The B.C. Liberals are famous for their misdirection. What are we to make of Premier Gordon Campbell’s suggestion that he is about to become a political victim of a campaign by trade unions and special interests in B.C.?
The Premier claimed in one interview: “I have every expectation that all the dollars the major unions have set aside to fight the government will be coming forward next fall as part of their campaign against us. I won’t be surprised by that.” The Premier further claimed that trade unions have “millions and millions of dollars they’re setting aside with membership dues, etc.,” to fight the government.
Campbell’s invocation of union power is laughable in substance. It is as if 77 out of 79 seats are apparently not enough to satisfy his drive for power or implement his agenda.
There is a threat to the democratic debate in B.C. from special interest money but it doesn’t come from the labour movement. The B.C. Liberal Party itself has become the representative of private, special interests to an extent never before seen in B.C. or Canada.
Over the past four years, the B.C. Liberals have received $14.8 millionfrom corporations and business organizations. The NDP in the same four-year period received just under $1.1 million from trade unions. For the Premier to talk about a multi-million dollar labour fund is little more than a politician demonizing his opponents with untruths.
The B.C. Liberals received more than 13 times as much from business as the NDP received from Labour.
On top of this, the B.C. Liberals spent more than $2 million of taxpayers’ money on their most recent TV and print advertising campaign, promoting the government’s health care agenda. This is part of an extravaganza of government paid partisan advertising this year. How much did the government spend this year of your money on ad campaigns? They currently refuse to say.
The B.C. Liberals received more than three-quarters of their money from big corporations in the 2001 general election campaign. No party in Canadian history has come close to this level of corporate dominance. No American state-level party approaches this level. And most European countries place strict limits on donations from corporations.
This level of corporate control of the political process only promotes cynicism and diminishes the political process. The Premier’s party received almost $100,000 in campaign donations from CN, the new owners of BC Rail, over the past four years. When the Premier broke his solemn promise to B.C. voters not to privatize the crown corporation, what role did such contributions play?

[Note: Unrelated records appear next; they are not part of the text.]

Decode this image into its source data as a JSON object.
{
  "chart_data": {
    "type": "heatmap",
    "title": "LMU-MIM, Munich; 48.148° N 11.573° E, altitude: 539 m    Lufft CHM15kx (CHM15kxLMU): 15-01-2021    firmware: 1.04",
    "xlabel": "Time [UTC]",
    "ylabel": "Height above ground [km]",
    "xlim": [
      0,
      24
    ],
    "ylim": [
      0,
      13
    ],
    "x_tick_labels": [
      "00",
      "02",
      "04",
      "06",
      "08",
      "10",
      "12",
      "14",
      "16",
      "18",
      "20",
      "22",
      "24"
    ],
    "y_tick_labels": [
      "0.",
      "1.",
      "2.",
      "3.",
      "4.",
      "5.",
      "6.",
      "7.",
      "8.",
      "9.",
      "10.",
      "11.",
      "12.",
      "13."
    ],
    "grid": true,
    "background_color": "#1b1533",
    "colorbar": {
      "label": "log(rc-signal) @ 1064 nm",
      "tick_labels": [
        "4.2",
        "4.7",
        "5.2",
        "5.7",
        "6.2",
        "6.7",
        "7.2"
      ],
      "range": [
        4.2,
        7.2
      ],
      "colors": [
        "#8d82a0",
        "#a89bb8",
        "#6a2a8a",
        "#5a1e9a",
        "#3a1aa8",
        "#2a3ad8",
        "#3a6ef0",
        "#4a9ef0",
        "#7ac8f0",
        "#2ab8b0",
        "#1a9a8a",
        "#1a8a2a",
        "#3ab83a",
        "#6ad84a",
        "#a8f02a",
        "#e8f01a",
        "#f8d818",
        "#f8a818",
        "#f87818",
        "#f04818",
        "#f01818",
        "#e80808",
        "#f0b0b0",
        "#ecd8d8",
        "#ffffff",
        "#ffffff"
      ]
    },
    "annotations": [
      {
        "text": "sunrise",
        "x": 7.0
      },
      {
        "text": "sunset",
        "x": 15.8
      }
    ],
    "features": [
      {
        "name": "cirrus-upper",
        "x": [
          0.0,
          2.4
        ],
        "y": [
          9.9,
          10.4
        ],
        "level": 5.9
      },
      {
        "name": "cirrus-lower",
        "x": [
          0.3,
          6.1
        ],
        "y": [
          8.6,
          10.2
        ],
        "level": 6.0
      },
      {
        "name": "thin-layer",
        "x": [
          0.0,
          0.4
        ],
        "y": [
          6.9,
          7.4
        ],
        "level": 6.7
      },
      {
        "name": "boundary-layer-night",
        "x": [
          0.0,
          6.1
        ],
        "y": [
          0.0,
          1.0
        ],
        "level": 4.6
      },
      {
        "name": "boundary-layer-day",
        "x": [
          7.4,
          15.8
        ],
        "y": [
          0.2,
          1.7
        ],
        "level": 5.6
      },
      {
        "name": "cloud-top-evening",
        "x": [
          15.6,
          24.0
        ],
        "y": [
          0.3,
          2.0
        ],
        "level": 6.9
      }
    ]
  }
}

It isn’t just BC Rail. The pharmaceutical industry and private health care providers have contributed significantly to the B.C. Liberals and have seen their interests promoted by the government contrary to specific campaign promises. The result inevitably will be more care for the few, less care for the many, more costs for all taxpayers and growing cynicism about the political process.
Sadly, the Premier has rejected calls to reform the campaign finance system in our province to promote a cleaner, more transparent political process. Could it be that he benefits too much from the present system to consider necessary reforms? The B.C. Liberals oppose any effort to ban or limit corporate and union donations to political parties and refer to limits on special interest participation in election campaigns as “gag laws.”
The Premier is out-of-step with the province and the country on this issue. For all of the criticism leveled at former Prime Minister Jean Chrétien over ethical questions, he made a vital contribution to restoring integrity to national politics when he led his government to ban corporate and union donations at the national level.
This month, the U.S. Supreme Court upheld the McCain-Feingold campaign finance reform law that banned so-called soft money contribution to American candidates and parties and limited special interest spending in the electoral campaigns.
In supporting the majority decision, Justice Sandra Day O’Connor wrote: “Just as troubling to a functioning democracy as classic quid pro quo corruption is the danger that officeholders will decide issues not on their merits or the desires of their constituencies, but according to the wishes of those who have made large financial contributions valued by the officeholder. And unlike straight cash-for-votes transactions, such corruption is neither easily detected nor practical to criminalize. The best means of prevention is to identify and to remove the temptation.” She could have been talking about Gordon Campbell’s B.C.
The B.C. Liberal Party has a massive war chest from its private backers and myriad organizations willing and able to spend their own money to trash opponents of the government.
The Premier diminishes himself with this approach. Earlier this year, voters showed great generosity toward Campbell when he was convicted in the courts in Hawaii. He has not responded with generosity in return. Rather than offering a message for all British Columbians, he has responded with more of the politics of division, targeting workers, income assistance recipients, tenants and environmentalists.
With less than 18 months to the election and his government’s agenda in disarray, the Premier has little left but to use his powerful backers to pound his opponents. Get ready. The Premier has rung the bell on what maybe the most expensive, parochial and longest election campaign ever.